Preparing for the House of God
Nepali Muslim Narratives of the Hajj
DOI:
https://doi.org/10.2218/himalaya.2018.7912Keywords:
Nepal, Islam, religion, pilgrimage, HajjAbstract
This essay focuses on first-person narratives from Nepali Muslims directly before and after their journeys from Kathmandu to Mecca, for the Hajj pilgrimage, in 2005-2006, collected and translated by the author. To date, studies and public representations of Muslims in Nepal in the period of Nepal’s long transition to secularism have focused predominantly on the population’s mobilization of religious identity and its religio-political aspirations, productions, and experiences that help to constitute it as a collective. These representations have been key in affirming Muslims’ rights as a minority in a newly secular federal republic of immense ethnic and religious diversity and a history of Hindu hegemony.
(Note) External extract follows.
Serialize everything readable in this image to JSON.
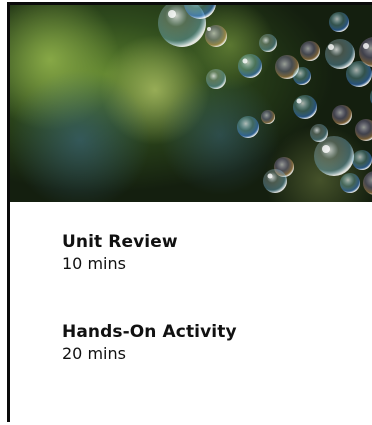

Through the Hajj narratives of Nepali Muslim presented in this chapter, a contrasting portrait to these dominant representations is offered. This portrait offers a view into the interior religious worlds of Muslims in Nepal during this period. In them we get a glimpse of the every-day ness of their religious endeavors and the interior dimensions of piety that pilgrimage can cultivate, including a notion of collectivity that is based in faith and practice.